The youngest son of the devil, Nicky [Sandler], must find and capture his rebelling elder brothers who have fled to Earth to raise their own hell [literally]. In doing this, the brothers Adrian [Rhys Ifans] and Cassius [Tiny Lister] have closed the gates of hell and upset the balance between good and evil. This causes the devil to begin rotting away–not an overall bad thing in my book. Rotting the Big Apple from the inside, the brothers possess prominent figures of New York, creating a place where drunken parties, drugs, and sex are virtues [no, this movie is not a documentary on college life]. Nicky’s task is not easy. While forming a budding romance with Valerie [Patricia Arquette], Nicky is killed numerous times, returning to Hell each time. His brothers are stronger, smarter, and more ruthless than him. However, he has an advantage they don’t: he is half angel.
The great paradox of his lineage is as corny as it is perplexing. The prince of darkness and an angel; only in Hollywood could such a combination occur. Not that the devil has bad taste, with the lovely Reese Witherspoon as the angel mother, but come on, please; Harvey Kietel and Miss Witherspoon?

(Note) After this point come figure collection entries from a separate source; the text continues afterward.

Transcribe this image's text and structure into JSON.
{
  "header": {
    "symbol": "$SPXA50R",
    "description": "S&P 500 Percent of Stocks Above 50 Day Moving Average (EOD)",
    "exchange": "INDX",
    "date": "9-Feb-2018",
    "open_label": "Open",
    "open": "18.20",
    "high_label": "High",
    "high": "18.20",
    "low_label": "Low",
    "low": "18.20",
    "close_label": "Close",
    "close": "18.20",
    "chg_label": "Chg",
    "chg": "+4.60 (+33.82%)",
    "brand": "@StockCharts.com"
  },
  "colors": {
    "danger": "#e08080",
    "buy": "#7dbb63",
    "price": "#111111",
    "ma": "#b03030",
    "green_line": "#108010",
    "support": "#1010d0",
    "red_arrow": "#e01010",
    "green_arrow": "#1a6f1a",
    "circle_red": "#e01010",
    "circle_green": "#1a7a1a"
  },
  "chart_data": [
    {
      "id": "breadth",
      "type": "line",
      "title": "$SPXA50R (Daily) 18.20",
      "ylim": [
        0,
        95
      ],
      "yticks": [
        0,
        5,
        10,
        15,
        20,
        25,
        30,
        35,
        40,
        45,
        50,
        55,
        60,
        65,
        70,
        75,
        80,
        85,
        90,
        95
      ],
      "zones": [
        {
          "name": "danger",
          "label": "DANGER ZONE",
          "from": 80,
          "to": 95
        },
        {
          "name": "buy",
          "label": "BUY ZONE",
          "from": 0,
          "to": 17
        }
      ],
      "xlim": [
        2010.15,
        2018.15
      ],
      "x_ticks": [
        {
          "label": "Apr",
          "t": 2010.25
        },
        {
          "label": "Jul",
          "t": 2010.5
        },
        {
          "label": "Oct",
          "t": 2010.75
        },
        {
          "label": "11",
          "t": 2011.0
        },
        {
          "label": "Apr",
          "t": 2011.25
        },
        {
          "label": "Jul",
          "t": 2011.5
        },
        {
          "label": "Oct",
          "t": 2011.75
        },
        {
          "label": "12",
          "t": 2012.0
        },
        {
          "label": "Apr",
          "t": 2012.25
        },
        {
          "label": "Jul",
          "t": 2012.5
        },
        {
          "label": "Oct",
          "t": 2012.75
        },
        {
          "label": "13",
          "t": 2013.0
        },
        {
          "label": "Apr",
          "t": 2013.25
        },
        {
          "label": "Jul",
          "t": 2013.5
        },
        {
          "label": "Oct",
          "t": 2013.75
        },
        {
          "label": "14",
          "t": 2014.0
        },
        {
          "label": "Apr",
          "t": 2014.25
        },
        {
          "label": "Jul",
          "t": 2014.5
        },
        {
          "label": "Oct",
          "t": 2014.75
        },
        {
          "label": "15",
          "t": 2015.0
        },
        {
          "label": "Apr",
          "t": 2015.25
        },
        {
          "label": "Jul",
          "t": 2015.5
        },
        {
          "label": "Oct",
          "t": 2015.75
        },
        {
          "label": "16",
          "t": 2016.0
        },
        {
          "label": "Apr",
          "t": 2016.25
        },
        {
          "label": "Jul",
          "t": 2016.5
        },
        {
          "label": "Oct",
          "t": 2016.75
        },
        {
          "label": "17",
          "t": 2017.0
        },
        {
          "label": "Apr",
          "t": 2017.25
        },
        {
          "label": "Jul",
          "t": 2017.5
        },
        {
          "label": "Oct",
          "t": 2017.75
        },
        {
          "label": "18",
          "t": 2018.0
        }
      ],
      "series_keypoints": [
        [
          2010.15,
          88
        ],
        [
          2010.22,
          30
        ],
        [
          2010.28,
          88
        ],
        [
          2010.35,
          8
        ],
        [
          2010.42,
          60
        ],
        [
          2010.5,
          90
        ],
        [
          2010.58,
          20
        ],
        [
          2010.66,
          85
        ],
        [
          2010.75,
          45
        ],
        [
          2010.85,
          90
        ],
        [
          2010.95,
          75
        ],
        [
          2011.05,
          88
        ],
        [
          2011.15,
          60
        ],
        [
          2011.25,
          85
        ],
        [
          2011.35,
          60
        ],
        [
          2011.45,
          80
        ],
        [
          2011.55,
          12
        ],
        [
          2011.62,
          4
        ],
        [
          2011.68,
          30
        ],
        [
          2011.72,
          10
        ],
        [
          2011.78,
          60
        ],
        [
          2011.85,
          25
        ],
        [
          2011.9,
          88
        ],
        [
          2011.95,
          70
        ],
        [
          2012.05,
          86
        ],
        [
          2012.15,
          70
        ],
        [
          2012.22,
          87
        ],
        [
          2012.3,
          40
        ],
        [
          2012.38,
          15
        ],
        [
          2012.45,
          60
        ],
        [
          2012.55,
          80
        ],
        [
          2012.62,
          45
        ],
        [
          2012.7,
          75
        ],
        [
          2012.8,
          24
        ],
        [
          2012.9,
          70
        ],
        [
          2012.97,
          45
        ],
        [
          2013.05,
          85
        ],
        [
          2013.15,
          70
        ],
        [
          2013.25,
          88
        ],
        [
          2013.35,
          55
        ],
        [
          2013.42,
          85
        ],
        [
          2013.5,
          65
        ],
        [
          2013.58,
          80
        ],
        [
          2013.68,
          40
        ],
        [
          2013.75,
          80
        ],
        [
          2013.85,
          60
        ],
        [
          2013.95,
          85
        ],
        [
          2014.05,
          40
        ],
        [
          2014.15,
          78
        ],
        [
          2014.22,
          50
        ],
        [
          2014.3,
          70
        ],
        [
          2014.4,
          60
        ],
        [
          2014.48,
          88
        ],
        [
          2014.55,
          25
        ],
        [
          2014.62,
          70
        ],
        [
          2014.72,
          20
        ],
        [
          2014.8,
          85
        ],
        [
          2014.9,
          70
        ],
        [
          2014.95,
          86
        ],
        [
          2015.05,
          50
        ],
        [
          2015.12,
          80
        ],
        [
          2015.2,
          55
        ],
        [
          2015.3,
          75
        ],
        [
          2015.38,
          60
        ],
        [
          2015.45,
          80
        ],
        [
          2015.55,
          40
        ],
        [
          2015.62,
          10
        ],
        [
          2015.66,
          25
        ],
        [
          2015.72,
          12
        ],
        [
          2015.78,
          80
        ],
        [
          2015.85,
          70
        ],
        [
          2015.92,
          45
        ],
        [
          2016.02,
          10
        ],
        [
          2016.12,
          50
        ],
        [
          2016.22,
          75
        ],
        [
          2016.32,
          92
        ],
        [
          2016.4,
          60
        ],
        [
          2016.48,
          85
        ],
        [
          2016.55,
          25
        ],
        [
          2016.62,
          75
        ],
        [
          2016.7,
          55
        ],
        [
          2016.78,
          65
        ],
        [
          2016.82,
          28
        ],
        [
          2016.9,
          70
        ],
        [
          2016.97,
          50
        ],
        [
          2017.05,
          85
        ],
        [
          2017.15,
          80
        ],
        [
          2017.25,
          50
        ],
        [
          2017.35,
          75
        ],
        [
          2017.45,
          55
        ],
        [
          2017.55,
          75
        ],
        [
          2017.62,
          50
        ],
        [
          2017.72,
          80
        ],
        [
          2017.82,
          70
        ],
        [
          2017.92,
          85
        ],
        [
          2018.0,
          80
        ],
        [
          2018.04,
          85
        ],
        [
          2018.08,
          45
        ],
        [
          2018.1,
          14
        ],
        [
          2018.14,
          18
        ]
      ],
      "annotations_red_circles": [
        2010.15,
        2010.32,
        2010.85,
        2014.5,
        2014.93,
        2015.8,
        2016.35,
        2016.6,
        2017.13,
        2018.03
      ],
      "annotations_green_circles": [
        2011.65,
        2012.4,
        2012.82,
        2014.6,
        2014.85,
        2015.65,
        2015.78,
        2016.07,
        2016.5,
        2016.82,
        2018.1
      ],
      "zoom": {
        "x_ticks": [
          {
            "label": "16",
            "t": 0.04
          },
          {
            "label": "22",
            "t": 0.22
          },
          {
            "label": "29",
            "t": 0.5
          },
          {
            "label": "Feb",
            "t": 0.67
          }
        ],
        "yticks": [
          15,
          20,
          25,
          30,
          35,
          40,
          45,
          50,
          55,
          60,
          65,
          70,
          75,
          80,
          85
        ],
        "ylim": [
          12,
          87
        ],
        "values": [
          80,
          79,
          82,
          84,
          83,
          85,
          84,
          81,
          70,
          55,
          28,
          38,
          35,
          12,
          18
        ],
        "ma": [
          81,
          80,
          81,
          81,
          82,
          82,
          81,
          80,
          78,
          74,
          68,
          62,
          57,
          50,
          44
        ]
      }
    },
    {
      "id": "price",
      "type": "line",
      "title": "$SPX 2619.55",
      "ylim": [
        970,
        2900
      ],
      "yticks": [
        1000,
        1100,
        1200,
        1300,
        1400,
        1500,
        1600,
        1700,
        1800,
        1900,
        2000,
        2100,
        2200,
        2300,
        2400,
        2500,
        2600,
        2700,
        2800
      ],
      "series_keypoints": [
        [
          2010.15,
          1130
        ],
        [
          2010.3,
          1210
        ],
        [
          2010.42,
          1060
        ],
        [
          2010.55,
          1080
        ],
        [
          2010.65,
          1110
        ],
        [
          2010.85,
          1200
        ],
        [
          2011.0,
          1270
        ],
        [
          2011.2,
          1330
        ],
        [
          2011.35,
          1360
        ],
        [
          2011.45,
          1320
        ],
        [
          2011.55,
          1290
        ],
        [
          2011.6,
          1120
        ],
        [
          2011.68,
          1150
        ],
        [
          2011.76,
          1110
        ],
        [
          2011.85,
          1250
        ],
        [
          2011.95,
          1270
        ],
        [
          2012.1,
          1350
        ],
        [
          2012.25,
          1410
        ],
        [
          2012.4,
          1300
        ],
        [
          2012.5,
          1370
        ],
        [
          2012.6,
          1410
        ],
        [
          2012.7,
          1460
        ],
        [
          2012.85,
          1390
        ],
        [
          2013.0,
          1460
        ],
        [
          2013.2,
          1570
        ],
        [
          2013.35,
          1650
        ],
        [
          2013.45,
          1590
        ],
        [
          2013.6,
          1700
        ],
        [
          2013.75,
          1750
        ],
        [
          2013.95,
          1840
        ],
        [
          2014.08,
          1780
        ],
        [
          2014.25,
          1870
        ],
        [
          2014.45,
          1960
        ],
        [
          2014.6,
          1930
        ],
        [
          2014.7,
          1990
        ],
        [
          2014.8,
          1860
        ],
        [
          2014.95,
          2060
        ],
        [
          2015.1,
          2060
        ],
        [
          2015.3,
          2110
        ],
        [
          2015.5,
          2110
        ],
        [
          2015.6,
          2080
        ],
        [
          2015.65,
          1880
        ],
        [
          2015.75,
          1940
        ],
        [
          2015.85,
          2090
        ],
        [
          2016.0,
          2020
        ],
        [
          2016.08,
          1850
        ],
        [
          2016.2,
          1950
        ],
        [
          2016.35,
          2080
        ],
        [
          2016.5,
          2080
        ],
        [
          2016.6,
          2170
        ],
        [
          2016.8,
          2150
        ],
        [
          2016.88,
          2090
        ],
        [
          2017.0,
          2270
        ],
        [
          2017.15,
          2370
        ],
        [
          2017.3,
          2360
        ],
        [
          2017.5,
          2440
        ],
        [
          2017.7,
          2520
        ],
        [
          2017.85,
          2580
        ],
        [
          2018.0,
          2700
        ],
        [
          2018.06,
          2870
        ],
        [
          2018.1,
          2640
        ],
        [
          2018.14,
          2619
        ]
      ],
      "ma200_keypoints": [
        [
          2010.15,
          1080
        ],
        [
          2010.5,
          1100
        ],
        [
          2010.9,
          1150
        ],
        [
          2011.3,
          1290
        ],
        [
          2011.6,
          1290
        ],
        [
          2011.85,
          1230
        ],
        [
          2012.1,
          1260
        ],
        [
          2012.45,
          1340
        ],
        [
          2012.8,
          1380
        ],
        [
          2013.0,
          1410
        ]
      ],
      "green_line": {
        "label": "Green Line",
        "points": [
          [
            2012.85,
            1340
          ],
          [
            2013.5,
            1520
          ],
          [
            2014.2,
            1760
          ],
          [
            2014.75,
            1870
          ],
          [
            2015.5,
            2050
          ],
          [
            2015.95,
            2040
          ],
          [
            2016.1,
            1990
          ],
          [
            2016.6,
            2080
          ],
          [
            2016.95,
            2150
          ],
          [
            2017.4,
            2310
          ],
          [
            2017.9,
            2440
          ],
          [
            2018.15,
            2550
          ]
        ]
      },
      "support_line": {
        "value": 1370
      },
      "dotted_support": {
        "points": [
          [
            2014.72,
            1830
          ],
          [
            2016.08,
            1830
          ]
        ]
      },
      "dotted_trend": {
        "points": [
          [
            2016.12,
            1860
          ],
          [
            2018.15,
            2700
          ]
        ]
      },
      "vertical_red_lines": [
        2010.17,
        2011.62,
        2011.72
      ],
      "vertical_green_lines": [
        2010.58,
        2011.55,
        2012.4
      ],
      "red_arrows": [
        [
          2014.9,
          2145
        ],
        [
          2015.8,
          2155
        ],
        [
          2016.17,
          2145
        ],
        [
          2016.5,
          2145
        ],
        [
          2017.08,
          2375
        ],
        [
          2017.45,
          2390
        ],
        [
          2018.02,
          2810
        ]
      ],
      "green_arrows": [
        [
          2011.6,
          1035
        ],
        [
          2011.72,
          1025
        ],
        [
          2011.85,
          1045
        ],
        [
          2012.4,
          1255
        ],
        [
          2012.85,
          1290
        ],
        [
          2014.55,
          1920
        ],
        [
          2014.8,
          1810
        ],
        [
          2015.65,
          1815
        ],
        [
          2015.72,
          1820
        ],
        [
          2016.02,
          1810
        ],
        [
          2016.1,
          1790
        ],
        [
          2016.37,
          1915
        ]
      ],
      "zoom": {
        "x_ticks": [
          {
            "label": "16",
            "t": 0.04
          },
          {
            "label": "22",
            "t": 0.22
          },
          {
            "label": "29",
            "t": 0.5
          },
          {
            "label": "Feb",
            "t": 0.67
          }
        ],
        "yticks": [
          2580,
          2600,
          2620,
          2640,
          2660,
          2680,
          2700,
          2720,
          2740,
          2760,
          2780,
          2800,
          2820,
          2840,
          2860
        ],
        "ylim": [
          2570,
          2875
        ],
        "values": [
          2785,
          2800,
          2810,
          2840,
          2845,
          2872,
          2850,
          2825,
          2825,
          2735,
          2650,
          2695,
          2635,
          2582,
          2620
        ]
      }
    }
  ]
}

Combine a vision of heaven filled with angels who swear and drink, act like high school girls, and wear really short dresses [well, it is heaven after all], and a vision of devils who are kind and loving and it will leave anyone’s theological heads spinning in their halos.
Not that the movie isn’t funny, but in Sandler’s typical comedy where you are left amused between the punch lines and witticisms, “Little Nicky” leaves you feeling sickly from the barrage of dark humor and random gross curiosities. Sandler seems a bit out of place. This movie is not his normal form. When evil fights against evil, who else can win?
For those burning to see Sandler’s latest escapade, save your eyes and cash the torture and wait for it on video.